Dem berechtigten Interesse des zu Unrecht beschuldigten Managers nach bestmöglicher Absicherung im Rahmen einer D&O-Versicherung habe die Verfügungsbeklagte durch die besondere Ausgestaltung der vorläufigen Verteidigungskosten in Ziffer 7.1.3 Rechnung getragen. Dies komme auch dem Verfügungskläger zugute, der sämtliche gegen ihn erhobenen Vorwürfe – insbesondere auch den der Bilanzfälschung, auf welche die Verfügungsbeklagte den Vorwurf der Arglist stützt – bestreite. An einer rechtskräftigen gerichtlichen Entscheidung, aus der sich Umstände ergäben, welche die vorsätzliche Pflichtverletzung belegten, fehle es derzeit.
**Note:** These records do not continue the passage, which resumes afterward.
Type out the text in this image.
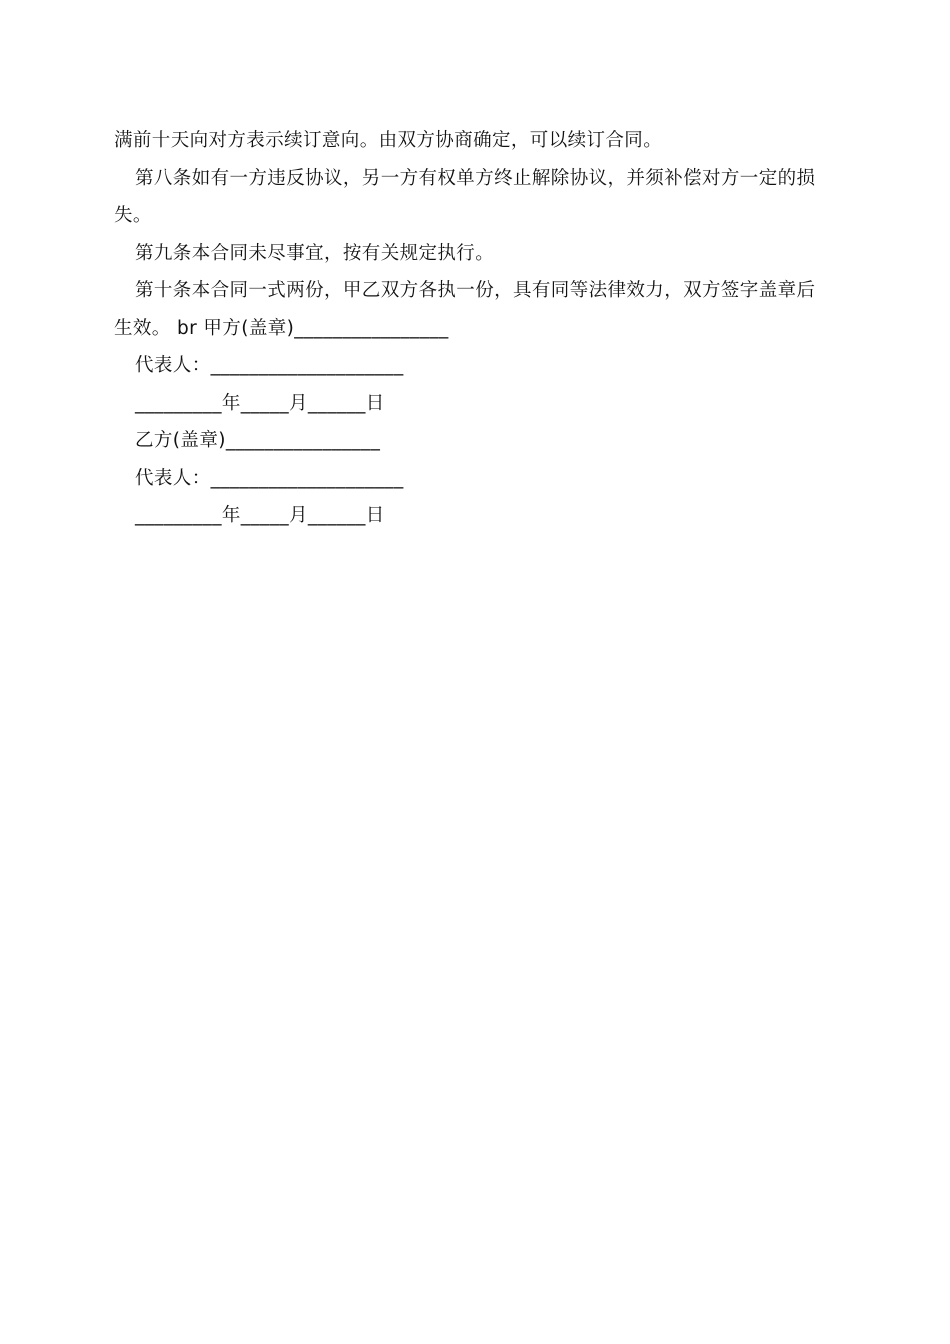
满前十天向对方表示续订意向。由双方协商确定，可以续订合同。
第八条如有一方违反协议，另一方有权单方终止解除协议，并须补偿对方一定的损
失。
第九条本合同未尽事宜，按有关规定执行。
第十条本合同一式两份，甲乙双方各执一份，具有同等法律效力，双方签字盖章后
生效。 br 甲方(盖章)________________
代表人：____________________
_________年_____月______日
乙方(盖章)________________
代表人：____________________
_________年_____月______日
Sie könne nach Auffassung des Senats weder im vorliegenden einstweiligen Verfügungsverfahren noch im Hauptsacheverfahren (Deckungsklage) getroffen werden, da die Formulierung „eine rechtskräftige (Unterstreichung hinzugefügt) Entscheidung“ auf ein außerhalb des Deckungsprozesses stattfindendes Verfahren hinweise. Angesichts dieses sehr weitgefassten Leistungsversprechens könne die Verfügungsbeklagte sich bis zum Vorliegen einer solchen Entscheidung nicht mit deckungsgleicher Begründung auf arglistige Täuschung berufen.
Die im Eilverfahren ergangene Entscheidung ist nicht anfechtbar.
Oberlandesgericht Frankfurt am Main, Urteil vom 7.7.2021, Az.: 7 U 19/21
(vorausgehend Landgericht Frankfurt am Main, Urteil vom 18.1.2021, Az.: 2-08 O 320/20)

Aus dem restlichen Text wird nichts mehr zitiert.